In reviewing the report Hamdi El-Tahhan, chairman of the parliamentary fact finding committee accused Ismail's company -- Al-Salam for Maritime Transport -- of gross negligence. Not only had there been inadequate maintenance of the boat, and no provision of emergency equipment, "when the ferry sank it was initially believed that it was carrying 1,417 passengers which proved untrue."
"Testimony provided by passengers who used the Al-Salam ferry," said El-Tahhan, "confirmed that it regularly carried more than 2,000 people" despite the fact that maritime transport instructions restrict the number of passengers on this kind of ferry to less than 1,200.
"Some of the survivors told the parliamentary commission that they thought the Al-Salam ferry could have been carrying more than 2,700 passengers."
"It was also found that the validity of the life jackets on the ferry had expired five years ago," said El-Tahhan.
The report warned that during the pilgrimage season ferries crossing the Red Sea were invariably overcrowded and this could lead to a repeat of the tragedy.
According to El-Tahhan although Ismail, the owner of the ferry, and his son were informed that it was in trouble in the early hours of 3 February, they did not bother to report this to the Port Authority in Safaga nor, later, did they contact authorities at the Saudi port of Dabba, from which the ferry had left, to ask why it had not reached Safaga on time.
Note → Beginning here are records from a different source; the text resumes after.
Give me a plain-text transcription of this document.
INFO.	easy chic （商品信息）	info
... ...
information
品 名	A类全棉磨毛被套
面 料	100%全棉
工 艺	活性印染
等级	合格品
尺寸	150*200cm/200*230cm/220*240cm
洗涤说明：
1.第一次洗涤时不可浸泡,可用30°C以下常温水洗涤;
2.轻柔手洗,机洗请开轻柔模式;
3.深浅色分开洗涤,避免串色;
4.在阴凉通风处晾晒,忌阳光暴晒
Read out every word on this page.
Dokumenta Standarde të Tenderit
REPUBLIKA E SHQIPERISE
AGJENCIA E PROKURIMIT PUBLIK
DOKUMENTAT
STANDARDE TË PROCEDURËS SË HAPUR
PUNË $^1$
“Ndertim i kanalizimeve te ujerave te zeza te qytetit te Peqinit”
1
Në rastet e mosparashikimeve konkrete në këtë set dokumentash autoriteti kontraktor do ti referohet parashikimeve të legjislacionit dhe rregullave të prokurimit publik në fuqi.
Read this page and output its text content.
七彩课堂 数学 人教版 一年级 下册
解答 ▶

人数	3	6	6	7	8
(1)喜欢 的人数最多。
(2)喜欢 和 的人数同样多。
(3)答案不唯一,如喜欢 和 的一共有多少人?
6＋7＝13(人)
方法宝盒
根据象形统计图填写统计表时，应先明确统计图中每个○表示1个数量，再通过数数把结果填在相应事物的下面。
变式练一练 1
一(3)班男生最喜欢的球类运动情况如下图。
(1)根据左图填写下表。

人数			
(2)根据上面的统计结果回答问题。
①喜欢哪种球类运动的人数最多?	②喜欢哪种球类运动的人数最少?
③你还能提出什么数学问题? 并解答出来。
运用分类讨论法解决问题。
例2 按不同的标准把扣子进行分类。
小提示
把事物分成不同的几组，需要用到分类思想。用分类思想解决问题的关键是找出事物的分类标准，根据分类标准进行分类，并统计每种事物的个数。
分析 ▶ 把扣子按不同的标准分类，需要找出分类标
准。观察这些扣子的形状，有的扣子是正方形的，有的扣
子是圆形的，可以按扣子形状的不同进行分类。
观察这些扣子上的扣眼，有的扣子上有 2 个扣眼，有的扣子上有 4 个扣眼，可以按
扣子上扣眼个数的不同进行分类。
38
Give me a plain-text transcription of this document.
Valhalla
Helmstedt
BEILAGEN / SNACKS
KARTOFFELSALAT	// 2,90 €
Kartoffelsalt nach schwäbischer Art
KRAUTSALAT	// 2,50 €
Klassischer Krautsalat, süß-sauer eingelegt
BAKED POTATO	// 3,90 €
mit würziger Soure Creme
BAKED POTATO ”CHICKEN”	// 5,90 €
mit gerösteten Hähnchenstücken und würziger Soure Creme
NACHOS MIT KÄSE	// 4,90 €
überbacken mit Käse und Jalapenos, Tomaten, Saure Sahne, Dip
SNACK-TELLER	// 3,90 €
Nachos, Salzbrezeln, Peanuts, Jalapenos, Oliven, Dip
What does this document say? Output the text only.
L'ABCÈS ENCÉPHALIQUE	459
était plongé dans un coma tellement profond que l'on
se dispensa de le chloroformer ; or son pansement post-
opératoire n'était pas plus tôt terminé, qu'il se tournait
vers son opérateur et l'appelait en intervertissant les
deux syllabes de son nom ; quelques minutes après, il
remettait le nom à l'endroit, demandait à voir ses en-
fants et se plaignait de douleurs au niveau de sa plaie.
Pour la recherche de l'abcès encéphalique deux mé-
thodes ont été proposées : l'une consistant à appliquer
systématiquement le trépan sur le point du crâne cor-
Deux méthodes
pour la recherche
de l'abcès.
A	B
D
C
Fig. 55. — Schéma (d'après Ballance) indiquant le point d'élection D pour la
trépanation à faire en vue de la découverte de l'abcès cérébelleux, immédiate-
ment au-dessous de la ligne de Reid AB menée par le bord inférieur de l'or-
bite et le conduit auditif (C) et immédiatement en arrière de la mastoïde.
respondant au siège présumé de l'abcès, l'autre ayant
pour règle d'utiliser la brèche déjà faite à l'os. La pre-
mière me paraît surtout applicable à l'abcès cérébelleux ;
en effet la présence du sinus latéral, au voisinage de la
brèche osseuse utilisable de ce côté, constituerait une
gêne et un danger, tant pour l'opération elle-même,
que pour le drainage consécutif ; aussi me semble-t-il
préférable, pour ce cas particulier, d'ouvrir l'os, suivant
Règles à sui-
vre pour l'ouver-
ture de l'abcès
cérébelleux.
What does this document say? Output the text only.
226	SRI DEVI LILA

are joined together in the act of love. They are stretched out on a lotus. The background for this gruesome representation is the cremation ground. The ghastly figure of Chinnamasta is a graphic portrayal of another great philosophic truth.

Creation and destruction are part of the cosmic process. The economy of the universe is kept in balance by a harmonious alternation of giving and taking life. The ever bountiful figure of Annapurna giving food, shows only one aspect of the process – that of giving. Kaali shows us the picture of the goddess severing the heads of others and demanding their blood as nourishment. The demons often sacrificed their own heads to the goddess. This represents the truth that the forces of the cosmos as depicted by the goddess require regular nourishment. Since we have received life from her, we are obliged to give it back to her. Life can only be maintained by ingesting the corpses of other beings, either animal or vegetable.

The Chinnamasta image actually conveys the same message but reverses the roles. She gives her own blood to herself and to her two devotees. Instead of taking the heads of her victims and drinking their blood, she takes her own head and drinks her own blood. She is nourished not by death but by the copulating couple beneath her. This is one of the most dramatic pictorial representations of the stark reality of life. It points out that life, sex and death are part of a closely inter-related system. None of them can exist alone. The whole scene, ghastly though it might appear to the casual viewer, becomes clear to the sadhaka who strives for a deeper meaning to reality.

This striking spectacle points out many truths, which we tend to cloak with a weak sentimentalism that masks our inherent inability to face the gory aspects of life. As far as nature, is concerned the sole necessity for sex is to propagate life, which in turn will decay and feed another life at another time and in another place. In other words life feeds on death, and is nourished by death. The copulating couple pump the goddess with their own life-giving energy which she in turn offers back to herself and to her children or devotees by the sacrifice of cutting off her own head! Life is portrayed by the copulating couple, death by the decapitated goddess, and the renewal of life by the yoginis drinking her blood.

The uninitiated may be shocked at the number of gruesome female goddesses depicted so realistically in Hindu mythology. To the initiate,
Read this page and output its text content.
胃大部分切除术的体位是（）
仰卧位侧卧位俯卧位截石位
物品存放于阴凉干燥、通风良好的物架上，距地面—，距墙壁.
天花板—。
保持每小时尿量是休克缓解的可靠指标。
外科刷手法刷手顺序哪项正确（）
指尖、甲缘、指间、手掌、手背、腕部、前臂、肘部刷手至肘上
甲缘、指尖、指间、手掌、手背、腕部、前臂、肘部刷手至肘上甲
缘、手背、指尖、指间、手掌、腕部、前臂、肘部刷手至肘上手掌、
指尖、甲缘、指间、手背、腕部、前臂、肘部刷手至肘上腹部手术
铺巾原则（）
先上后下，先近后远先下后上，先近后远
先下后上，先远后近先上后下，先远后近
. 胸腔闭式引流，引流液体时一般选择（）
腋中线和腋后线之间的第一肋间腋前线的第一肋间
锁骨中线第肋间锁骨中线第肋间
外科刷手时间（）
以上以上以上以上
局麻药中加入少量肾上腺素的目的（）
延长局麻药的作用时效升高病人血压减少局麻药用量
Even worse, they instructed the captain of the Saint Catherine ferry, which they also own and which was passing beside the sunken ferry, to continue with his journey and not stop to help the stricken boat.
The fact that Ismail wields a great deal of influence, the report said, "allowed him to evade maritime transport safety regulations". Ismail, a member of the board of the Red Sea Ports Authority, is accused of using his position not only to bypass safety regulations, but to virtually monopolise transport in the Red Sea, giving passengers no other choice than to travel on his company's dangerous vessels.
The report shied away from mentioning that Ismail's position as an appointed member of the Shura Council, and his post within the NDP, compounded his influence, though several opposition MPs have pointed out that his close relationship with Zakaria Azmi, the presidential chief of staff, had helped him in furthering his business empire. Whatever the channels through which Ismail exerted influence, the fact remains that he was able to flaunt with impunity the 20 miles from the port of departure limit placed on Salam 98.
The report also finds that the tardy response to news of the unfolding tragedy, from both the boat's owners and senior officials, including President Hosni Mubarak's Chief of Staff Azmi and Air Transport Minister Ahmed Shafiq, had contributed to the death toll.
Azmi and Shafiq both received reports that the ferry was in trouble. Port authorities had picked up an SOS message from the stricken boat and immediately relayed the information to the Algerian Embassy in Cairo which informed Azmi and other concerned officials, urging them to take quick action. It was a recommendation that was inexplicably ignored.
"Battling corruption and negligence requires the taking of hard political decisions," said the report, "but they must be taken in order to save the lives of thousands of Egyptians who will otherwise fall victim to natural and man-made disasters."
The report urged the government to learn the hard lessons contained in the tragedy of the sinking of the Al-Salam ferry, not least the urgent need "to reform and restructure the maritime transport sector".
While some MPs alleged that NDP officials had intervened to prevent the fact-finding committee from using harsher language against state officials. El-Tahhan stressed that the commission had had a free hand in collecting information and formulating the report.